The rare occurrence in the nearby universe indicates that small merging groups are ideal laboratories to detect multiple accreting supermassive black holes and increases the possibility of detecting such occurrences.
Supermassive black holes are difficult to detect because they do not emit any light, but can reveal their presence by interacting with their surroundings.
When the dust and gas from the surroundings fall onto a supermassive black hole, some of the mass is swallowed by the black hole, but some of it is converted into energy and emitted as electromagnetic radiation that makes the black hole appear very luminous.
A team of researchers from the Indian Institute of Astrophysics consisting of Jyoti Yadav, Mousumi Das, and Sudhanshu Barway along with Francoise Combes of College de France, Chaire Galaxies et Cosmologie, Paris, while studying a known interacting galaxy pair, NGC7733, and NGC7734, detected unusual emissions from the centre of NGC7734 and a large, bright clump along the northern arm of NGC7733.
“Their investigations showed that the clump is moving with a different velocity compared to the galaxy NGC7733 itself. The scientists meant that this clump was not a part of NGC7733; rather, it was a small separate galaxy behind the arm. They named this galaxy NGC7733N,” a release from the Ministry of Science and Technology said on Friday.

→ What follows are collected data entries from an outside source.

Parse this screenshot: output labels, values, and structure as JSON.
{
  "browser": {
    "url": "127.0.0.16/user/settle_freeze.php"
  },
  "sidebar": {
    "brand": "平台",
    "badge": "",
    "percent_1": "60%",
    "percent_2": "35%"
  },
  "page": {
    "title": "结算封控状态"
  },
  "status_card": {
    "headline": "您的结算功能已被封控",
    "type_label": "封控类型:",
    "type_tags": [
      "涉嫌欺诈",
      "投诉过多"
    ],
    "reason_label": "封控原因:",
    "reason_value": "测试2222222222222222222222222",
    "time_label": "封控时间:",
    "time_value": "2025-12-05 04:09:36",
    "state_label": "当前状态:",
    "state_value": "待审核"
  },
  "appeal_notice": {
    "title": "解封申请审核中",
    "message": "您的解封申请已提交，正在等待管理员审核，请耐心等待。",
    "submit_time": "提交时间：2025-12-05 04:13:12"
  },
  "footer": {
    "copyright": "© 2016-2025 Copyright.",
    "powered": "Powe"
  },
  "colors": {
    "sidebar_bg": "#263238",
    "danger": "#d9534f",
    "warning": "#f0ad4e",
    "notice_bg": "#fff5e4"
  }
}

The study, published as a letter in a journal Astronomy and Astrophysics, used data from the Ultraviolet Imaging Telescope (UVIT) onboard the first Indian space observatory ASTROSAT, the European integral field optical telescope called MUSE mounted on the Very Large Telescope (VLT) in Chile and infrared images from the optical telescope (IRSF) in South Africa.
The UV and H-alpha images also supported the presence of the third galaxy by revealing star formation along with the tidal tails, which could have formed from the merger of NGC7733N with the larger galaxy. Each of the galaxies hosts an active supermassive black hole in their nucleus and hence form a very rare triple AGN system.
According to the researchers, a major factor impacting galaxy evolution is galaxy interactions, which happen when galaxies move close by each other and exert tremendous gravitational forces on each other.
During such galaxy interactions, the respective supermassive black holes can get near each other. The dual black holes start consuming gas from their surroundings and become dual AGN.
The IIA team explains that if two galaxies collide, their black hole will also come closer by transferring the kinetic energy to the surrounding gas.
The distance between the blackholes decreases with time until the separation is around a parsec (3.26 light-years).
“The two black holes are then unable to lose any further kinetic energy in order to get even closer and merge. This is known as the final parsec problem,” the researchers elaborated.
“The presence of a third black hole can solve the problem. The dual merging blackholes can transfer their energy to the third blackhole and merge with each other,” they added.
“Many AGN pairs have been detected in the past, but triple AGN are extremely rare, and only a handful has been detected before using X-ray observations,” the release noted.
“However, the IIA team expects such triple AGN systems to be more common in small merging groups of galaxies. Although this study focuses only on one system, results suggest that small merging groups are ideal laboratories to detect multiple supermassive black holes,” it added.